There are caveats. The cohort was small because FLC is rare. PCT can rise for reasons that have nothing to do with FLC, especially bacterial infection, severe inflammation, kidney dysfunction, and some cancers. So nobody should see a high PCT and immediately yell “fibrolamellar!” across the emergency department. Medicine already has enough yelling.

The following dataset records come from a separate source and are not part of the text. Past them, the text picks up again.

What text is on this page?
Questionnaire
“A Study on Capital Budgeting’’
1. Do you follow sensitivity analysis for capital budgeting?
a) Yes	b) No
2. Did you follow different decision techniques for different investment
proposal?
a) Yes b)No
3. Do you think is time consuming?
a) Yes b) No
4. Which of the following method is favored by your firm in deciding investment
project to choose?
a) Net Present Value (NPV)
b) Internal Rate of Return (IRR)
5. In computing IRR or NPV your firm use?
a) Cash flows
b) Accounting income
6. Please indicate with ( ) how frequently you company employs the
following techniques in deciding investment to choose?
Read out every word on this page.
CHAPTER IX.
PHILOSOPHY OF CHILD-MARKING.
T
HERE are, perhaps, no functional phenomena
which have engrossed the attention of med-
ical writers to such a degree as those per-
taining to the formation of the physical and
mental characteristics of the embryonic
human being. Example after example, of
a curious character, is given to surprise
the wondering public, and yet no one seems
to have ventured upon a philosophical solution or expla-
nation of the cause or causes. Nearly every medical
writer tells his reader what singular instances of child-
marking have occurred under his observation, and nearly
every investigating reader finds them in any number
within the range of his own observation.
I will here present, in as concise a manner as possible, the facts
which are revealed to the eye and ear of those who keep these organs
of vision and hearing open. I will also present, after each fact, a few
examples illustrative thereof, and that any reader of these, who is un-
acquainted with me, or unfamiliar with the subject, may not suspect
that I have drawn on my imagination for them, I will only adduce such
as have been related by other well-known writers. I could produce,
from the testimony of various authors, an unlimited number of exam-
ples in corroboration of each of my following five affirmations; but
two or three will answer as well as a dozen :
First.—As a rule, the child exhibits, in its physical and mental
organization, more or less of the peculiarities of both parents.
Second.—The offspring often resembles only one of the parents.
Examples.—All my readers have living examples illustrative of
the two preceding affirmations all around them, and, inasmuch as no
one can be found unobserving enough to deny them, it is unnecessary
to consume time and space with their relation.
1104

But for the right patient - especially a young person with a liver mass, normal usual tumor markers, and no obvious infection - this finding could be genuinely useful. Evolution gave FLC a strange survival trick. Scientists may have found one of its tells.

References

  1. Nault JC, Campani C, Hirsch TZ, et al. Serum procalcitonin: A novel tumor biomarker for diagnosis and disease monitoring in fibrolamellar hepatocellular carcinoma. Journal of Hepatology. 2026. doi:10.1016/j.jhep.2026.01.015

  2. Dinh TA, Utria AF, Barry KC, et al. A framework for fibrolamellar carcinoma research and clinical trials. Nature Reviews Gastroenterology & Hepatology. 2022;19:328-342. doi:10.1038/s41575-022-00580-3

  3. Bauer J, Köhler N, Maringer Y, et al. The oncogenic fusion protein DNAJB1-PRKACA can be specifically targeted by peptide-based immunotherapy in fibrolamellar hepatocellular carcinoma. Nature Communications. 2022;13:6401. doi:10.1038/s41467-022-33746-3

  4. Kastenhuber ER, et al. Liver cancer multiomics reveals diverse protein kinase A disruptions convergently produce fibrolamellar hepatocellular carcinoma. Nature Communications. 2024;15:10887. doi:10.1038/s41467-024-55238-2

Disclaimer: The image accompanying this article is for illustrative purposes only and does not depict actual experimental results, data, or biological mechanisms.